This week, doctors saved a baby using a device made on a three-dimensional printer, NASA announced it is investing in 3D food-printing technology and a U.S. company was forced to remove plans for a working 3D printable handgun from its website.

In short, the technology that was virtually unheard of a couple of years ago -- except among ultra-nerdy tech circles and in sci-fi book clubs -- is now making headlines around the world on an almost daily basis.

So what is it exactly?

Three-dimensional printing -- and many insiders prefer the term "making" in order to differentiate from the traditional idea of printing -- is at its most basic level the process of creating a digital 3D design, then slicing that design into layers and printing those layers one at a time until the final product takes shape.

Everything from the soles of running shoes to a new coffee cup can be made using this technique.

How does it work?

Three-dimensional printers typically use rolls of acrylic, ABS or metal as the raw material which is then fed into the machine.

Guided by computer-assisted design software (CAD), the printers melt down that raw material and repurpose it into solid objects by depositing droplets one layer at a time.

That material is then melded into shape using a precision laser, following the specifications set out in the CAD drawing.

As these layers -- which can be microscopically thin -- add up, the 3D object slowly takes shape.

When they were first invented 30 years ago, the original models of these machines were large, expensive and could only be operated by experts. But several companies are now producing hobbyist-sized versions that can be purchased for around $1,000 dollars and used at home by "makers."

What are the advantages of 3D printing over traditional manufacturing?

Traditional manufacturing typically requires large blocks of material such as steel, which is then cut away using a CNC machine or a lathe to create the final product. As a result there is a much larger amount of waste than with 3D printing, which leaves behind almost no waste material whatsoever.

Other traditional forms of manufacturing, such as tool and die, require forms to be built which then hold the liquid raw material as it is poured in and allowed to cool -- a process that typically requires large machinery, workshops and assembly-line support.

Three-dimensional printing, by contrast, can be done in anyone's garage or basement, often with a microwave-sized device.

And unlike massive robotic assembly-line machinery, which needs to be retooled every time a new product is introduced, 3D printers can adjust to a new product-line just as fast as new software is introduced.

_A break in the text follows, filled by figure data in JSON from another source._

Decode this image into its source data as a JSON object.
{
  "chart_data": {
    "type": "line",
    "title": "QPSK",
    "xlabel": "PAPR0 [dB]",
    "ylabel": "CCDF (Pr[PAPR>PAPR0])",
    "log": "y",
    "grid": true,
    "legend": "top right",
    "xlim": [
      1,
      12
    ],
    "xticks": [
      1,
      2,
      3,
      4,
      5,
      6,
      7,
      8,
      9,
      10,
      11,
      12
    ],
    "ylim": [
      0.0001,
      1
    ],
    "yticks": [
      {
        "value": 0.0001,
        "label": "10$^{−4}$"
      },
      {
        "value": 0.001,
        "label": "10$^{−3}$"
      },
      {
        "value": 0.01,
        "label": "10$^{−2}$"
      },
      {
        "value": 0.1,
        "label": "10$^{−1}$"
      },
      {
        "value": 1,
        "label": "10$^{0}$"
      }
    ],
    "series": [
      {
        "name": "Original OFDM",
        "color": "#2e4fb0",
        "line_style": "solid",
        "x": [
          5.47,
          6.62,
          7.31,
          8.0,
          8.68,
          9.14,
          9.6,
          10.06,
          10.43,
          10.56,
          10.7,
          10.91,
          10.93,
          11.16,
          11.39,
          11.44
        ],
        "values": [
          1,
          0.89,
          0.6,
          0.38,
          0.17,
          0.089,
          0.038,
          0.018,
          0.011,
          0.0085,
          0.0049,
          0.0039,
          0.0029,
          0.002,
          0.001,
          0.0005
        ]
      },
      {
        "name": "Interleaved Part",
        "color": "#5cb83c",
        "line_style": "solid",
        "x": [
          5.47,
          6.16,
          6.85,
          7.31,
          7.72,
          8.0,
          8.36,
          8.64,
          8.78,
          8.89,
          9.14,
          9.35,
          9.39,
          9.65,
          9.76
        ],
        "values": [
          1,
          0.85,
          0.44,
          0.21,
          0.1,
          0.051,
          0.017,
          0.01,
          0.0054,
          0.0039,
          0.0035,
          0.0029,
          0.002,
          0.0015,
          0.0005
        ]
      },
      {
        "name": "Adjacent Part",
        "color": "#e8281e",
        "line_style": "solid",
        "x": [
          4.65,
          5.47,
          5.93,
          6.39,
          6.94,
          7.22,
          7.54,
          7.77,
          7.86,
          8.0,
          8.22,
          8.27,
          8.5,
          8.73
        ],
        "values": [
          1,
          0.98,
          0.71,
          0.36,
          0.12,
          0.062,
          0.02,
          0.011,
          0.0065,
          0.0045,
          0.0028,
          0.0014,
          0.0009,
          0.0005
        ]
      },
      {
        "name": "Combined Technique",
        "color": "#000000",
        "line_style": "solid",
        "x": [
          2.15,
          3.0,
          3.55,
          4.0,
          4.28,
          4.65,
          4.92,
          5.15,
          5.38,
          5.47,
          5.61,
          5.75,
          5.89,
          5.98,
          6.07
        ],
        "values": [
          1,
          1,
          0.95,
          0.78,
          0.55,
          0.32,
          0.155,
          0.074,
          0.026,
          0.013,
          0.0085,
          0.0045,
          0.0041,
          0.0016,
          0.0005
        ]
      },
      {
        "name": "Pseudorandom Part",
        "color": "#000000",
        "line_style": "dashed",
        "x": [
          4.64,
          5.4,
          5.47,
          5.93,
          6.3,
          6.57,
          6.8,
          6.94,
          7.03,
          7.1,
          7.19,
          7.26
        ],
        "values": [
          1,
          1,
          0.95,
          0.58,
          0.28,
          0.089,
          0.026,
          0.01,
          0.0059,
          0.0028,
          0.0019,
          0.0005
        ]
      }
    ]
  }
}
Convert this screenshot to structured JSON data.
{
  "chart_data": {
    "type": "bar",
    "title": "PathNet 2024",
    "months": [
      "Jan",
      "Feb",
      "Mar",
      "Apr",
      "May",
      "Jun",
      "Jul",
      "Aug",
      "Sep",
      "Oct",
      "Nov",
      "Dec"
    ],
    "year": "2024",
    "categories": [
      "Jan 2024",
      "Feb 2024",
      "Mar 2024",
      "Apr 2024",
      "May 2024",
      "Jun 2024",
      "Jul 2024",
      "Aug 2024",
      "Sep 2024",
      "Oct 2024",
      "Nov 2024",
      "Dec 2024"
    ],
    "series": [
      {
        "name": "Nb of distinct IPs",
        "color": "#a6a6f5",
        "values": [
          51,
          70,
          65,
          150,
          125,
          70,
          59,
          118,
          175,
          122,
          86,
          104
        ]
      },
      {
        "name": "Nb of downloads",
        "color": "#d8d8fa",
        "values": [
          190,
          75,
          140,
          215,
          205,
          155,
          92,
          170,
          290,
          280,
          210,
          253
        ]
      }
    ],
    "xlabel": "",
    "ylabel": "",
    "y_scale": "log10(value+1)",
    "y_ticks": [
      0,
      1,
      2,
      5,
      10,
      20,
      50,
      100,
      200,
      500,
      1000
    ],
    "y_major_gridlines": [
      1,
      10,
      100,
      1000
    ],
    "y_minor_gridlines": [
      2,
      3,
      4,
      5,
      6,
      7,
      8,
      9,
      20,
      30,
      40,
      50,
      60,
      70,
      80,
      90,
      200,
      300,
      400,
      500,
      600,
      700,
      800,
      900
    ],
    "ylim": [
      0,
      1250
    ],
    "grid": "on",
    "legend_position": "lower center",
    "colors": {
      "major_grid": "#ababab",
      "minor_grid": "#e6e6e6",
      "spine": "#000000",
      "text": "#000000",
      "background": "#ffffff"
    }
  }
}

As a result, some experts have compared the advent of the 3D printer to the invention of the home computer or the online search engine -- forecasting that it will change the world of manufacturing.

How can I get one?

Hobbyist-sized versions can be purchased directly from manufacturers such as Cubify and MakerBot, and Staples announced it will begin selling 3D printers on its website and eventually in stores.

Stratasys offers a range of printers from desktop models to commercial sized units designed for serious manufacturing.